I smile. “Yep. I even have favorite lines.”
Her mouth parts.
“Which ones?” she asks, almost afraid to hear.
“There’s a post you wrote,” I say. “About standing in the middle of Times Square and realizing you’d never felt more alone.”
Her eyes widen.
“You said the lights were so bright they erased the stars,” I continue. “And you wondered if that’s what success does to people. Makes them glow so hard they forget what the dark looks like.”
She just stares at me.
“That wasn’t just a blog post,” I say. “That was a chapter.”
The silence between us shifts.
Not heavy.
Charged.
“You think I could?” she whispers.
“I know you could,” I answer.
Because I do.
And watching that possibility take root in her eyes?
That might be even better than the cotton candy.
She swallows, then laughs softly like she’s overwhelmed.
“You’re dangerous, you know that?” she says.
“Why?”
“Because you make things feel possible.”
I step closer, not touching her yet.
“Good,” I say quietly. “You deserve that.”
And maybe I do too.
We ride the Ferris wheel.
From the top, the whole town glows under the lights. The mountain looms in the distance.
She leans against me.
Not tentative.
Not unsure.
Just there.
“I like it here,” she says softly.
My chest tightens.
“Yeah?” I ask.
“Yeah.”
I look down at her, wind lifting her curls.
“You could,” I start, then stop.
I don’t push.
Not tonight.
Instead, I press a slow kiss to her temple.
Gentle.
Intentional.
When we get off the ride, she slips her hand into mine like it’s the most natural thing in the world.
We stop at a booth, one of those strong man things and I swing the hammer because she asks me to.
“You look good with that hammer in your hand,” she teases and I rill my eyes.
But I do make the bell ring and I win my girl a prize.
And yeah, I feel good about it.
Good about her smile.
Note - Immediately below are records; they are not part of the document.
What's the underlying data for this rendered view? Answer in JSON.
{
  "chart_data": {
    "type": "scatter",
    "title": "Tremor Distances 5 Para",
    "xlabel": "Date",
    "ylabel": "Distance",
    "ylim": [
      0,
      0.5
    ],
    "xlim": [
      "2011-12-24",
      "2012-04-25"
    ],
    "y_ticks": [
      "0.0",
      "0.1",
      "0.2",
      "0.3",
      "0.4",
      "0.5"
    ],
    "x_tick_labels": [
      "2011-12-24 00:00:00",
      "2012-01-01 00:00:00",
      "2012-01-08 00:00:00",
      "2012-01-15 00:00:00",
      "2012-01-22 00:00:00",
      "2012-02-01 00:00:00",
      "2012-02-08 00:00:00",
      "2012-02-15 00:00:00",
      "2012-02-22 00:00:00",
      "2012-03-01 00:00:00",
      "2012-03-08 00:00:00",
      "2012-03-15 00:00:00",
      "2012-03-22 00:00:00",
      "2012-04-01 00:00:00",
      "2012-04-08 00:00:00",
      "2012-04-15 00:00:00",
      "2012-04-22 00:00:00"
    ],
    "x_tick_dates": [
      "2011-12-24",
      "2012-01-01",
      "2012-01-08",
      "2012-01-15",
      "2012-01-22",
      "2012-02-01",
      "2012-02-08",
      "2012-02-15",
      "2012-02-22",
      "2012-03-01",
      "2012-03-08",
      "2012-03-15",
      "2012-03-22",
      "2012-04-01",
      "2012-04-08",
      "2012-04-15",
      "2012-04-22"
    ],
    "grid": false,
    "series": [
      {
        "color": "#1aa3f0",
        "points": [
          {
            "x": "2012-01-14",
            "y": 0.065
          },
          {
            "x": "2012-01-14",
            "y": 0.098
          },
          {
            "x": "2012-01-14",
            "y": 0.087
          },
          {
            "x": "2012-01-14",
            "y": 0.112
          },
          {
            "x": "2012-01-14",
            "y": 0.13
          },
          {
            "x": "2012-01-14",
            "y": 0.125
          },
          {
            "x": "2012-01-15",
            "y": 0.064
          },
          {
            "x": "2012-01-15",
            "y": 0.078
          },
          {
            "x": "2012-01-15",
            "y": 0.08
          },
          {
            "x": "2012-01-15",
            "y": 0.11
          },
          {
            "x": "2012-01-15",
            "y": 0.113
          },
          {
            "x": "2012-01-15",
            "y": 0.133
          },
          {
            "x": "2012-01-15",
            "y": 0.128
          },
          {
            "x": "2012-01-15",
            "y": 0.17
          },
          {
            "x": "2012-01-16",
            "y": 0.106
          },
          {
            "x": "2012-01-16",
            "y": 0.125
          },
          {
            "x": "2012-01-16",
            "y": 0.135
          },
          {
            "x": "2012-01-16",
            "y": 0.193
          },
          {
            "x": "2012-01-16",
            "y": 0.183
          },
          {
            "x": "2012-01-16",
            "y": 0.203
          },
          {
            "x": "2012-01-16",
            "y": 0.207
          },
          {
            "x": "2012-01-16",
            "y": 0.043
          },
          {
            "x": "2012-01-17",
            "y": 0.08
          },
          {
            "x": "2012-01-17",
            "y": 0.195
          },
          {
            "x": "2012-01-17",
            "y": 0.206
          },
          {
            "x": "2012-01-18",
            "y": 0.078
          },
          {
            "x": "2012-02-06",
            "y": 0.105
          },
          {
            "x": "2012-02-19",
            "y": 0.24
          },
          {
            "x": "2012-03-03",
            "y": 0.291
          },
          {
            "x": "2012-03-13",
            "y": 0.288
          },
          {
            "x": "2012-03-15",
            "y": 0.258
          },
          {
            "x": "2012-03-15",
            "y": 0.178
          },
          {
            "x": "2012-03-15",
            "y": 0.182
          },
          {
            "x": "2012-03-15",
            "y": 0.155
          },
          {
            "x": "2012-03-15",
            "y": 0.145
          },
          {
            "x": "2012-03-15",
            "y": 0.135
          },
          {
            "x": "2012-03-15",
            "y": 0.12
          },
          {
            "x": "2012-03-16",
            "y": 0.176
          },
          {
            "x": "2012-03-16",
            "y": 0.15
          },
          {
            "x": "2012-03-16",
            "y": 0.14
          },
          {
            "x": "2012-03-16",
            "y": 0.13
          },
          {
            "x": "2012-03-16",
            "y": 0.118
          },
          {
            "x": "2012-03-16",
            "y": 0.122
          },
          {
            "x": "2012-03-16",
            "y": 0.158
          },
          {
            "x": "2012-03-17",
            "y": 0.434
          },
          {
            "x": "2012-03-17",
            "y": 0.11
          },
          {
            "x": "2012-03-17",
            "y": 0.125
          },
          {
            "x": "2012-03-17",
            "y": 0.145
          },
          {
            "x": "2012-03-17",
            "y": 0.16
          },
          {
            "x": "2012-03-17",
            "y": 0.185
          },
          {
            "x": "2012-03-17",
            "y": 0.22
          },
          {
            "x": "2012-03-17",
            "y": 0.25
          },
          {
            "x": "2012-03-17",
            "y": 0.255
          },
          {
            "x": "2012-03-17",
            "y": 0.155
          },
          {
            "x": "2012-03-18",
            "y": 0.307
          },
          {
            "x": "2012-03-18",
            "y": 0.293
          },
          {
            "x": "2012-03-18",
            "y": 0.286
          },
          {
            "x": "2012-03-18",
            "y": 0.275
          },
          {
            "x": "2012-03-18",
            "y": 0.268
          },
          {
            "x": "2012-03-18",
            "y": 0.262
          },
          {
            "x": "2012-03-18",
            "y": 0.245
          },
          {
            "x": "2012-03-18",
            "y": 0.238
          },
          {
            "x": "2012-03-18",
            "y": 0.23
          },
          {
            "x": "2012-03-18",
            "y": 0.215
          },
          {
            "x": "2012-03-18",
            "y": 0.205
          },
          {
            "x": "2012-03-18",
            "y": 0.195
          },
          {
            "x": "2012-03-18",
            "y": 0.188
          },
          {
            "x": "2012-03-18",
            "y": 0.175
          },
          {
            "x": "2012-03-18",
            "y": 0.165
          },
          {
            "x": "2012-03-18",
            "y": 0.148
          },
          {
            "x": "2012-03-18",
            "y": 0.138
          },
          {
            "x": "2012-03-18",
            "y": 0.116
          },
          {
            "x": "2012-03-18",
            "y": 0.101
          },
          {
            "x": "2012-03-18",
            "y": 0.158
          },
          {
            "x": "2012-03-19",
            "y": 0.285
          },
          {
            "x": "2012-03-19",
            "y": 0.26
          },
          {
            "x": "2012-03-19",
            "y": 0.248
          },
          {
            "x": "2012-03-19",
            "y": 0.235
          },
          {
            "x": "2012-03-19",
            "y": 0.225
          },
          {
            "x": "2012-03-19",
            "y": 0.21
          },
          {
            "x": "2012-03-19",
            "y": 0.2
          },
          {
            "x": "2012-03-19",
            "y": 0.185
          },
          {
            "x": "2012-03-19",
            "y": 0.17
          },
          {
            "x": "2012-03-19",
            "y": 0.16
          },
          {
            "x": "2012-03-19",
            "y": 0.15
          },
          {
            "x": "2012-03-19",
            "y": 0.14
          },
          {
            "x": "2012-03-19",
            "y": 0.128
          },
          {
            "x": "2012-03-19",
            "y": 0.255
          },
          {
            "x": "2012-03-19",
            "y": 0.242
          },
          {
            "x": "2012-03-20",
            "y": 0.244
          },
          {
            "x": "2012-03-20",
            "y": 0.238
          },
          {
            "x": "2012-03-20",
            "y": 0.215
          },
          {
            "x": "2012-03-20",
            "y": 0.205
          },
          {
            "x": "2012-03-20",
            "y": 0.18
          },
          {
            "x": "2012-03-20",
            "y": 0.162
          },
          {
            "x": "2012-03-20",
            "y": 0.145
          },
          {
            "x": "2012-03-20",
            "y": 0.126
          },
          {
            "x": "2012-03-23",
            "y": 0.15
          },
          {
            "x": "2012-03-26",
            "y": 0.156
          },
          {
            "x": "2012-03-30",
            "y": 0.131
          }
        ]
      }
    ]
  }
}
Her laughter.
The stars in her eyes.
The way she makes me catch my breath every single time I look at her.
And as we walk back through the carnival lights, cotton candy sticky on our fingers and laughter trailing behind us—I realize something.
This doesn’t feel like hiding.
It feels like living.
And for the first time in a long time—I don’t want the night to end.